Le médias désignent l'ensemble des moyens d'information  existants (presse écrite, radio et télévion). Ils constituent ce que l'on appelle le« quatrième pouvoir » . L'expression n'est pas exagérée : dans les sociétés modernes, les médias agissent à la fois sur l'opinion publique et sur le monde politique. Quels sont les ressorts de cette puissance ?

Un gage de démocratie

Il suffit d'observer avec quelle efficacité les dictatures s'emploient à contrôler et utiliser les médias à des fins de propagande pour comprendre le rôle des organes d'information dans les démocraties modernes.
Leur indépendance par rapport au pouvoir politique est un gage de démocratie, dans le sens où elle garantit que l'information n'est, en principe, soumise à aucune censure.
Par ailleurs, elle est censée rester neutre politiquement.
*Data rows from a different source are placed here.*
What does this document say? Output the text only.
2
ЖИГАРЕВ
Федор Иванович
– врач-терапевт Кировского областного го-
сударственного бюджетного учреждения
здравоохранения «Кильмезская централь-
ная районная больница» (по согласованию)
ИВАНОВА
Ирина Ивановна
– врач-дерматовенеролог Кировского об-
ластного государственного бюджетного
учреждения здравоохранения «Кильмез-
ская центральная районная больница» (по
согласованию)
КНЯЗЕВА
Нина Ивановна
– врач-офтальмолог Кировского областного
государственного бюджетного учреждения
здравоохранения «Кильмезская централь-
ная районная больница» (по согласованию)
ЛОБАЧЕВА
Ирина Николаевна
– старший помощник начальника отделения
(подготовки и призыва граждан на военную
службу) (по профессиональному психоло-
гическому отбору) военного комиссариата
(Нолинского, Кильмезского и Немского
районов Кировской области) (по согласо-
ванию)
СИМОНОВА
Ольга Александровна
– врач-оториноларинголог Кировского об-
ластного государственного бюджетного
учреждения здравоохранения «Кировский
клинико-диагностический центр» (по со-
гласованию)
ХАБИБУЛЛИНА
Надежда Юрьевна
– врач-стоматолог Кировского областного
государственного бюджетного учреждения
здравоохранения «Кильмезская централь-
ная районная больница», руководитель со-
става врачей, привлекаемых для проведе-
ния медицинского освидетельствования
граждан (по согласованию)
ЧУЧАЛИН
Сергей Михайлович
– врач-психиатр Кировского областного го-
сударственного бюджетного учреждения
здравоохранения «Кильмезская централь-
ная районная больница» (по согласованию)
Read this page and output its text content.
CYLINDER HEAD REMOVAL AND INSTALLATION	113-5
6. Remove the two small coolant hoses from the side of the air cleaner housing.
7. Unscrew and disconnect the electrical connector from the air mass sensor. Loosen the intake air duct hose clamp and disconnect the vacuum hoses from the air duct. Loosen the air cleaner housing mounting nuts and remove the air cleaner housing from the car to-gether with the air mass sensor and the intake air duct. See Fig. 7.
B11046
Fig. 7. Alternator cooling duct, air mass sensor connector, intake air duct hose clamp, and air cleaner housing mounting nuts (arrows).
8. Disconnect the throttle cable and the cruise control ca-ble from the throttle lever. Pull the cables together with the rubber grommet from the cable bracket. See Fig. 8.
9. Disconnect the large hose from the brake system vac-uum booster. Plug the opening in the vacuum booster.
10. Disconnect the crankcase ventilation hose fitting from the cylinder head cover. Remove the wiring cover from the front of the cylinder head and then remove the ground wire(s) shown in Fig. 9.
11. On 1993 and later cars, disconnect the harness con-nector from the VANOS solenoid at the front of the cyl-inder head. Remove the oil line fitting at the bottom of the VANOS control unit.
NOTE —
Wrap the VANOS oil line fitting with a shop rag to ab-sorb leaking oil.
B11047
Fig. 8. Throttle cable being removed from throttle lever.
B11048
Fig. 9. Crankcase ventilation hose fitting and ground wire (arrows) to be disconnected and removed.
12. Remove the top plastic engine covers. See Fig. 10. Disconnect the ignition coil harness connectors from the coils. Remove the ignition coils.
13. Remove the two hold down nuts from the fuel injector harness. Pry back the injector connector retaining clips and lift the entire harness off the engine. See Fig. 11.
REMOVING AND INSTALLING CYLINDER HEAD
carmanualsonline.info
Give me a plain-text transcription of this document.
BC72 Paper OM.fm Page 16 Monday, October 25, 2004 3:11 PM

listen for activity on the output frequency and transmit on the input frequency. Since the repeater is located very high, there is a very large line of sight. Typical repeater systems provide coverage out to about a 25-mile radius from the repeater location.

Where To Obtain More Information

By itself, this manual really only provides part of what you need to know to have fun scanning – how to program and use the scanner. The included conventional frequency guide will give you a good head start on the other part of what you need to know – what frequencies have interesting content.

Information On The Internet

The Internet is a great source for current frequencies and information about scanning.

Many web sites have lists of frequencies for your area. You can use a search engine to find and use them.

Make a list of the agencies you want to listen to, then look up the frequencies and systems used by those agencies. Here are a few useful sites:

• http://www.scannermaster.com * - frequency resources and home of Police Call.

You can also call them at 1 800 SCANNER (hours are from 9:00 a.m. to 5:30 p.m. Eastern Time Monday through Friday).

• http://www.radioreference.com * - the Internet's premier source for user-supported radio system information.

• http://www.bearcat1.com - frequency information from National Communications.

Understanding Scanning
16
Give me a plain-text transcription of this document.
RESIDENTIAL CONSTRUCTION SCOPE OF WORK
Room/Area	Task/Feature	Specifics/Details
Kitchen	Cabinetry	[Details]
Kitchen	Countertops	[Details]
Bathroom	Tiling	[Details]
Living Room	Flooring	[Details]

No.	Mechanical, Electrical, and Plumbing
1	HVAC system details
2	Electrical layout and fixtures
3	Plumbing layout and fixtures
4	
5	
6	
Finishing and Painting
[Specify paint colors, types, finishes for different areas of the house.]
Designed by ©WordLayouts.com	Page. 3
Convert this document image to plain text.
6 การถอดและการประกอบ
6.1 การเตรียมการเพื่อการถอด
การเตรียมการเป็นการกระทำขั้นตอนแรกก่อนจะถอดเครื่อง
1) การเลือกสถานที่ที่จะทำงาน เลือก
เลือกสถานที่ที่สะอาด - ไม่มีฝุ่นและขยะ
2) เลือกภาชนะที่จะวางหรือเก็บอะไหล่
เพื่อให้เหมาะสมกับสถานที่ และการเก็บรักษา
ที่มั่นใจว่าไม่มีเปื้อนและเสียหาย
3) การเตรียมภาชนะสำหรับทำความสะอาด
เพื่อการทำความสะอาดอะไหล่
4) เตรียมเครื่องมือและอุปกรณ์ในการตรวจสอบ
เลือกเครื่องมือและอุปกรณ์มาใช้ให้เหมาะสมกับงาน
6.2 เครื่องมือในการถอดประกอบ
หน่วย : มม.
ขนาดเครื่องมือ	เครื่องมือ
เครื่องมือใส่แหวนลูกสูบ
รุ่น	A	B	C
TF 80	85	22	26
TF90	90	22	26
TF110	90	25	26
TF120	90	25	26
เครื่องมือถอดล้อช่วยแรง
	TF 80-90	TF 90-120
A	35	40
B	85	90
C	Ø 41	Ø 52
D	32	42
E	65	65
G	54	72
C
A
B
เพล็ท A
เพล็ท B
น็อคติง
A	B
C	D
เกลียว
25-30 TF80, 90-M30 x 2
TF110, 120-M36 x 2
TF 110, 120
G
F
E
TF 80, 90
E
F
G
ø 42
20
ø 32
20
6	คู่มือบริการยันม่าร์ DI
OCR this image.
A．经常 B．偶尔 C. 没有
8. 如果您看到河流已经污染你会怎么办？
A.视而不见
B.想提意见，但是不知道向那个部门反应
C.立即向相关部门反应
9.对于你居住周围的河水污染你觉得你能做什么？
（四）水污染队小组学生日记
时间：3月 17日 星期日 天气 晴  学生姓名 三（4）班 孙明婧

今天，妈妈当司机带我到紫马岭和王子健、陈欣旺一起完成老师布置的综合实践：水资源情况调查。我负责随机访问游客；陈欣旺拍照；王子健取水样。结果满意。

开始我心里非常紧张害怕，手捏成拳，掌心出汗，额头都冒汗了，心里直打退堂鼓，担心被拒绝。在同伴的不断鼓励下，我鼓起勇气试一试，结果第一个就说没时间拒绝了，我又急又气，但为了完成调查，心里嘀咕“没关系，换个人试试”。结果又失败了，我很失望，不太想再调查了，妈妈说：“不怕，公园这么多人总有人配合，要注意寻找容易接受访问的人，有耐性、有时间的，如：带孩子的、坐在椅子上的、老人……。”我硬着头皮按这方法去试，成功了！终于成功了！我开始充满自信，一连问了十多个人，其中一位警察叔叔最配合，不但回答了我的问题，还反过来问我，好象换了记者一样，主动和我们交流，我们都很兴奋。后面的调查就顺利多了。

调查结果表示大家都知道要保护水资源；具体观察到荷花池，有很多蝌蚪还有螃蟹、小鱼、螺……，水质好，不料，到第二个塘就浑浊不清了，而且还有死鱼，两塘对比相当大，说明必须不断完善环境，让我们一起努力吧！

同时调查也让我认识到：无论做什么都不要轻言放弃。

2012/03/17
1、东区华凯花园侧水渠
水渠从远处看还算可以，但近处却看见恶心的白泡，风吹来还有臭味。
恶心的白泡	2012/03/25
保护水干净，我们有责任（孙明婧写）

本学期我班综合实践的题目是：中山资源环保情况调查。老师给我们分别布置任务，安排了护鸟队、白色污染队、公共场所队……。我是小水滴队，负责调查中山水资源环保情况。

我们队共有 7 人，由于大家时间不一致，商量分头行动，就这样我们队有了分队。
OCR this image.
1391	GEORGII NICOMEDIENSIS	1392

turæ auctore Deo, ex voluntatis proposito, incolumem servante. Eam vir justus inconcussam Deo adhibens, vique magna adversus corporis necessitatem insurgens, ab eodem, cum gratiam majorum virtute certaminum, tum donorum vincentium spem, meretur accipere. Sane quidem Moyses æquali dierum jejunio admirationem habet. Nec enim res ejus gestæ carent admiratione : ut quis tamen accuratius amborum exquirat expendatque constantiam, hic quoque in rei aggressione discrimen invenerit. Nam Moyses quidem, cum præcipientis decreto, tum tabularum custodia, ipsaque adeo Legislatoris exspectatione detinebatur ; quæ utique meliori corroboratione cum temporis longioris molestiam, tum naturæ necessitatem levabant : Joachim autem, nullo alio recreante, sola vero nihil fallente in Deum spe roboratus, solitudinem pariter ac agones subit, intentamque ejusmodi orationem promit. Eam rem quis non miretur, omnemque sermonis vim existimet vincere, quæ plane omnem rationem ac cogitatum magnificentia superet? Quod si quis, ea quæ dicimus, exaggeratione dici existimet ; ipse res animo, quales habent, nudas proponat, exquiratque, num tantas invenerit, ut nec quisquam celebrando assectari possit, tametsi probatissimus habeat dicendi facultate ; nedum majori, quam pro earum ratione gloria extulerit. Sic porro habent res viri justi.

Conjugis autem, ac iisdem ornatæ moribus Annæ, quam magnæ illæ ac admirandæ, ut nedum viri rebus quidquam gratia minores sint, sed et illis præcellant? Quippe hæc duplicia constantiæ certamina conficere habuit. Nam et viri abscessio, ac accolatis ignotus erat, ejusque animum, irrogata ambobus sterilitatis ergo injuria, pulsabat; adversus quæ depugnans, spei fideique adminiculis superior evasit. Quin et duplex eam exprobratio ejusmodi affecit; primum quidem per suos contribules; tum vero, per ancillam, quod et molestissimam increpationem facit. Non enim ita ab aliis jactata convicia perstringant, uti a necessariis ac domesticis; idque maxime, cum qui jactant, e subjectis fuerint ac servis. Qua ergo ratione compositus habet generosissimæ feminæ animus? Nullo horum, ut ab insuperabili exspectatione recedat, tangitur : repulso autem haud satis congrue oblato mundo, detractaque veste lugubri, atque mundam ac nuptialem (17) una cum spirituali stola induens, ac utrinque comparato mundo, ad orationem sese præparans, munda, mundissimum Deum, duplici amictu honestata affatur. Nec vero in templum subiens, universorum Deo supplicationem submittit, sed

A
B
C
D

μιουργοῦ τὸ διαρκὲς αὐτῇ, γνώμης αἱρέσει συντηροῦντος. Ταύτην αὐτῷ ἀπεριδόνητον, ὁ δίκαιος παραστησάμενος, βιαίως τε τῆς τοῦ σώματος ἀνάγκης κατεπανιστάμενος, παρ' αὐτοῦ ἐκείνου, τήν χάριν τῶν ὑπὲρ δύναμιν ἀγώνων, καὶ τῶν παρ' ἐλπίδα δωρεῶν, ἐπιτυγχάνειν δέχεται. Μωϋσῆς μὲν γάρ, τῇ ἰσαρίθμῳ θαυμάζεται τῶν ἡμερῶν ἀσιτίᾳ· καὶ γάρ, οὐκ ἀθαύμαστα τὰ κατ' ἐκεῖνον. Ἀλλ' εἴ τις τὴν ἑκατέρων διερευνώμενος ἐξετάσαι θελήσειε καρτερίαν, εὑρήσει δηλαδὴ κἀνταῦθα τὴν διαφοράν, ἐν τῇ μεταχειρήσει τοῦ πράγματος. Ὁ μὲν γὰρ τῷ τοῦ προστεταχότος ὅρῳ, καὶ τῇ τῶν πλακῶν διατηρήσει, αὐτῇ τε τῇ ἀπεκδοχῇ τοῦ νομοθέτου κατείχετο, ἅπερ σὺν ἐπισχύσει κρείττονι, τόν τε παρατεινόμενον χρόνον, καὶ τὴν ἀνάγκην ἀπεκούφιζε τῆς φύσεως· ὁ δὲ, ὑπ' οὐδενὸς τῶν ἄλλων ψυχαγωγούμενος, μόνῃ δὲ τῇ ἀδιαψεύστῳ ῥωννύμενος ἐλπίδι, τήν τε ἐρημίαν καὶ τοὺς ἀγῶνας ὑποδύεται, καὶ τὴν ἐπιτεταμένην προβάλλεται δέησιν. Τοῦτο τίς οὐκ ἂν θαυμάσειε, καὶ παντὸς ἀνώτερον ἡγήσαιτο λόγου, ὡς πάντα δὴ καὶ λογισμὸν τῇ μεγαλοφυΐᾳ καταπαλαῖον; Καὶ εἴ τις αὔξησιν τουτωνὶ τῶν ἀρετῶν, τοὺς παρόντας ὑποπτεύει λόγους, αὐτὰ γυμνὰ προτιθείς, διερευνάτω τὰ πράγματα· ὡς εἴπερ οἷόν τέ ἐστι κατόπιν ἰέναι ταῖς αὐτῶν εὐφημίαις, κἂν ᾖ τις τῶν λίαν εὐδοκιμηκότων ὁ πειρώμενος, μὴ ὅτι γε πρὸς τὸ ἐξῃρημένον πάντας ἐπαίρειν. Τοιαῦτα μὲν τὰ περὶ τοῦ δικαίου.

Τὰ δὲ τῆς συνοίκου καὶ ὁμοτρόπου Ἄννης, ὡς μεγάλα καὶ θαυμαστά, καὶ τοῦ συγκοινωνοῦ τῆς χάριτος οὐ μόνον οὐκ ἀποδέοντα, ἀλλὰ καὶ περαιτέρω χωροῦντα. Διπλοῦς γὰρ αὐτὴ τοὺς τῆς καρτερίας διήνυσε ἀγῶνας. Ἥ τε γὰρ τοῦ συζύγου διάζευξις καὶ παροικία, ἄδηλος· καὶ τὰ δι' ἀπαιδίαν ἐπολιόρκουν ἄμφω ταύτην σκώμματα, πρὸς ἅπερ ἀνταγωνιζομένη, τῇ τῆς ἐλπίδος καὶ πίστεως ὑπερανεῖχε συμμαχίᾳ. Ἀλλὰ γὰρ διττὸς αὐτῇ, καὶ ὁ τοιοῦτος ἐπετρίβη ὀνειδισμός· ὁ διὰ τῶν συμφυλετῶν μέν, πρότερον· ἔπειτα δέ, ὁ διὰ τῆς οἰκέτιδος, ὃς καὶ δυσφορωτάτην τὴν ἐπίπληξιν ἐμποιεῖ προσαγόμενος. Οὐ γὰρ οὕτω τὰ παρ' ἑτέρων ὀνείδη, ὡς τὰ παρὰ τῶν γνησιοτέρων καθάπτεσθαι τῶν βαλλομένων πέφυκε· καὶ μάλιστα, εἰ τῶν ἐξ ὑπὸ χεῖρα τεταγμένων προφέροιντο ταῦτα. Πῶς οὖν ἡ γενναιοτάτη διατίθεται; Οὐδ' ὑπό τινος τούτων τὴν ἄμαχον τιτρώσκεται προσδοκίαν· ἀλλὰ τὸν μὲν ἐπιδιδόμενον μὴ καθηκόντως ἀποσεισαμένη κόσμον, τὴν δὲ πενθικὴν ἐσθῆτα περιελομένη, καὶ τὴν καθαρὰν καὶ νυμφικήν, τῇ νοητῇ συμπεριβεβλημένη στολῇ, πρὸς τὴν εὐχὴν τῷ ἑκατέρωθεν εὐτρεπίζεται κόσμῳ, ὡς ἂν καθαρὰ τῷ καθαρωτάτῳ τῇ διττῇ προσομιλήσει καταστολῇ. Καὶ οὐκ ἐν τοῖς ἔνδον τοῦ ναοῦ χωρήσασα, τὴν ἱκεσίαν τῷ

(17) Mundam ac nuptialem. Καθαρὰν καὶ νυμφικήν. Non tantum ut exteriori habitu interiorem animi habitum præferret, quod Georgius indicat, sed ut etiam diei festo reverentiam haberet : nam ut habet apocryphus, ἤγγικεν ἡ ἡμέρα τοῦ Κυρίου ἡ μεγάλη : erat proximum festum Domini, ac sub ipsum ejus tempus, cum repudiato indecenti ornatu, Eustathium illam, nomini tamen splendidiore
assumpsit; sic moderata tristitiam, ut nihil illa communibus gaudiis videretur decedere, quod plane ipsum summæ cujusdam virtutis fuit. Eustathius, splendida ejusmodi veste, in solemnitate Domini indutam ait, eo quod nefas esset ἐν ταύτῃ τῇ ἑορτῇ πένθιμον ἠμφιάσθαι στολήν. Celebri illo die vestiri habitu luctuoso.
Par exemple, en période électorale, tous les vecteurs d'information doivent respecter un temps de parole égal pour chacune des formations électorales invitées à s'exprimer.

Pouvoir ou contre-pouvoir ?

Les journaux, les radios et la télévision ont le pouvoir considérable d'influer sur l'opinion publique.
Ils sont également considérés comme un contre-pouvoir par opposition aux gouvernements politiques en place. Il est en effet de plus en plus courant que les médias dévoilent des affaires que les représentants des pouvoirs exécutif, législatif et judiciaire auraient souhaité voir étouffées.
L'un des scandales les plus célèbres ainsi provoqués est celui du Watergate, au début des années 1970 : des journalistes du Washington Post ont contraint le président Nixon à démissionner après avoir découvert un système d'écoute mis en place par des membres de son parti dans les bureaux de leurs adversaires politiques.
Plus récemment en France, c'est le Journal Le Monde qui a ébranlé la scène politique en révélant au public un extrait vidéo mettant en cause Jacques Chirac dans l'affaire du financement occulte de son parti, le RPR.

Des crises et des remises en cause

Ce pouvoir considérable de la presse entraîne inévitablement des dérives : il est tentant pour les dirigeants, y compris ceux des États dits démocratiques, de l'utiliser afin de contrôler l'opinion publique. Lors de la Guerre du Golfe en 1991, le gouvernement américain a soumis la presse de son pays, à commencer par la chaîne d'information CNN, à un contrôle strict de l'information. C'est ainsi que le nombre de victimes civiles du camp ennemi a été sciemment sous-estimé, de même que le nombre de soldats américains tués ou encore le danger engendré par l'usage de l'armement chimique.

Plus récemment, lors des élections présidentielles françaises de 2002, il a été reproché aux médias, et en particulier à la télévision, d'avoir facilité le passage au second tour du Front National en évoquant inlassablement le thème de l'insécurité durant la période électorale.

En 1998, un sondage effectué par la Sofres montrait que moins d'un Français sur deux donnaient foi aux informations divulguées à la télévision. Cette méfiance marquée envers le petit écran est paradoxale dans la mesure où celui-ci semble de plus en plus présent dans le vie des individus. Elle est pourtant légitime.